28 Teşrinievvel [Ekim] günü geç vakitte, toplantı halinde bulunan Fırka İdareHeyeti tarafından davet olundum. Fırka İdare Heyeti Reisi Fethi Bey idi. Fethi Bey Fırka namına İdare Heyetince bir aday listesi tertip olunduğundan ve bu hususta Fırka Umumi Reisi olduğum için benim de görüşümün alınması uygun görüldüğünden, toplantılarına davet ettiklerini bildirdi. Tertip olunan listeye göz gezdirdim. Bence uygun olduğunu ve fakat bu listede isimleri mevcut olan zevatın da fikir ve rızasını almak lazım geldiğini ifade ettim. Bu teklifim münasip görüldü. Mesela, Hariciye Vekâleti için ismi söz konusu edilen Yusuf Kemal Bey'i davet ettik. Yusuf Kemal Bey, bu listeye dahil olamayacağını bildirdi. Bundan ve buna benzer bazı vaziyetlerden anladım ki, Fırka idare Heyeti dahi kabule değer ve kati bir aday listesi tertip edememektedir. İdare Heyeti üyelerine, icap edenlerle daha ziyade fikir alışverişinde bulunarak kati bir liste tespit etmelerini tavsiye ettikten sonra yanlarından ayrıldım. Gece olmuştu. Çankaya'ya gitmek üzere Meclis binasını terk ederken, koridorlarda beni beklemekte olan Kemalettin Sami ve Halit Paşalara tesadüf ettim. Ali Fuat Paşa Ankara'dan hareket ederken bunların Ankara'ya vardıklarını o günkü gazetede "bir uğurlama ve bir karşılama" başlığı altında okumuştum. Henüz kendileriyle görüşmemiştim. Benimle görüşmek için geç vakte kadar orada beklediklerini anlayınca akşam yemeğine gelmelerini Müdafaa-i Milliye Vekili Kazım Paşa vasıtasıyla tebliğ ettim. İsmet Paşa ile Kazım Paşa'ya ve Fethi Bey'e de Çankaya'ya benimle beraber gelmelerini söyledim. Çankaya'ya gittiğim zaman, orada beni görmek üzere gelmiş Rize Mebusu Fuat, Afyonkarahisar Mebusu Ruşen Eşref Beylere tesadüf ettim. Onları da yemeğe alıkoydum.

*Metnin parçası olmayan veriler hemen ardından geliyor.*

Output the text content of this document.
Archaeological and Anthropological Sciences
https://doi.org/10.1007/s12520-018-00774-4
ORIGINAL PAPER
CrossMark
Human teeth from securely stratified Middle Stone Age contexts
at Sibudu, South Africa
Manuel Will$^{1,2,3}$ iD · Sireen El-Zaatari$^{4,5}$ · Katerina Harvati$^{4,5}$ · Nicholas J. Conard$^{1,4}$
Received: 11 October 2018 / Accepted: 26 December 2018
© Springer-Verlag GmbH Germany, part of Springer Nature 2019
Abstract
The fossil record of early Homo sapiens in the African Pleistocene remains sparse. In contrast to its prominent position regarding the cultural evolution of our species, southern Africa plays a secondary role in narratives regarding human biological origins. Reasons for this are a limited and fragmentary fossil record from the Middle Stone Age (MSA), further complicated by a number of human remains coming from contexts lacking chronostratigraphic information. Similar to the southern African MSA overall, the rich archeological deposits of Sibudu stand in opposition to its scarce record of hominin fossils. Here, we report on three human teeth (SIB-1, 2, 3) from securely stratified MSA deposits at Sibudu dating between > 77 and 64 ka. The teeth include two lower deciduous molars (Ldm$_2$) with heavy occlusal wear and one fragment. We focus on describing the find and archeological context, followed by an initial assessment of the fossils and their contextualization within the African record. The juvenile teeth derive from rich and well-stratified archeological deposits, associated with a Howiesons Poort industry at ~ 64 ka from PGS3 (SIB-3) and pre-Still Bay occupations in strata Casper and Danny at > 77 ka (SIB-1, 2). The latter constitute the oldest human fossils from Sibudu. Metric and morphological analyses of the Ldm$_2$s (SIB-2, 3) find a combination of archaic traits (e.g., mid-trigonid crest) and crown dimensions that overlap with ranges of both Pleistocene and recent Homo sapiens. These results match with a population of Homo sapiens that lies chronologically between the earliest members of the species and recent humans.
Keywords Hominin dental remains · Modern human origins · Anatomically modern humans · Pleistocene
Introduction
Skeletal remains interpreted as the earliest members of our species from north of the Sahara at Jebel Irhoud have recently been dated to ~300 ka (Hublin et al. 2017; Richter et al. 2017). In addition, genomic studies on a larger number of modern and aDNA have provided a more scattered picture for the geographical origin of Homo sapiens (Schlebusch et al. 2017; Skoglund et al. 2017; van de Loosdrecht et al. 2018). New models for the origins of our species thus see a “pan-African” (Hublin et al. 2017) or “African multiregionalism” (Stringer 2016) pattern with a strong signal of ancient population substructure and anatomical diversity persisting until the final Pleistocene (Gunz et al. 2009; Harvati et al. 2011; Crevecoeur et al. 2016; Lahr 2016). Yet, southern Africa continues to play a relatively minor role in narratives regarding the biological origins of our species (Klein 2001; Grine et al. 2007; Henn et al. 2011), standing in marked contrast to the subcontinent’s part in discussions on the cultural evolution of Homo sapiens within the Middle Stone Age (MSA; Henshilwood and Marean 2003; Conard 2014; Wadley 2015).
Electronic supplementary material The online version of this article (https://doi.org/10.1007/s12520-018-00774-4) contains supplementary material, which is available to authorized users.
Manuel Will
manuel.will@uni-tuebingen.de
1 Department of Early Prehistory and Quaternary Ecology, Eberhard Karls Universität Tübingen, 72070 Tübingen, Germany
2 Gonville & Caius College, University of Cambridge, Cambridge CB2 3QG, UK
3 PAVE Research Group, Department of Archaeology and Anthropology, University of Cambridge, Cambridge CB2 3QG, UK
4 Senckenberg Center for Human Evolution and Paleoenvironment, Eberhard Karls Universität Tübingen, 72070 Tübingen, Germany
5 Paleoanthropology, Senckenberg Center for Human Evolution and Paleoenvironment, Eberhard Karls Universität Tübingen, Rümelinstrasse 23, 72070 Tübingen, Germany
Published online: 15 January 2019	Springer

Yemek esnasında, "Yarın cumhuriyeti ilan edeceğiz!" dedim. Hazır bulunan arkadaşlar, derhal fikrime iştirak ettiler. Yemeği terk ettik. O dakikadan itibaren, hareket şekli hakkında kısa bir program tespit ettim ve arkadaşlarını vazifelendirdim. Tespit ettiğim program ve verdiğim talimatın tatbikatını göreceksiniz! Efendiler. görüyorsunuz ki, cumhuriyet ilanına karar vermek için Ankara'da bulunan bütün arkadaşlarımı davete ve onlarla müzakere ve münakaşaya asla lüzum ve ihtiyaç görmedim. Çünkü, onların zaten ve tabiaten benimle bu hususta hemfikir olduklarına şüphe etmiyordum. Halbuki o esnada Ankara'da bulunmayan bazı zevat, salahiyetleri olmadığı halde, kendilerine haber verilmeden ve fikir ve rızalarını alınmadan cumhuriyetin ilan edilmiş olmasını gücenme ve ayrılma vesilesi saydılar.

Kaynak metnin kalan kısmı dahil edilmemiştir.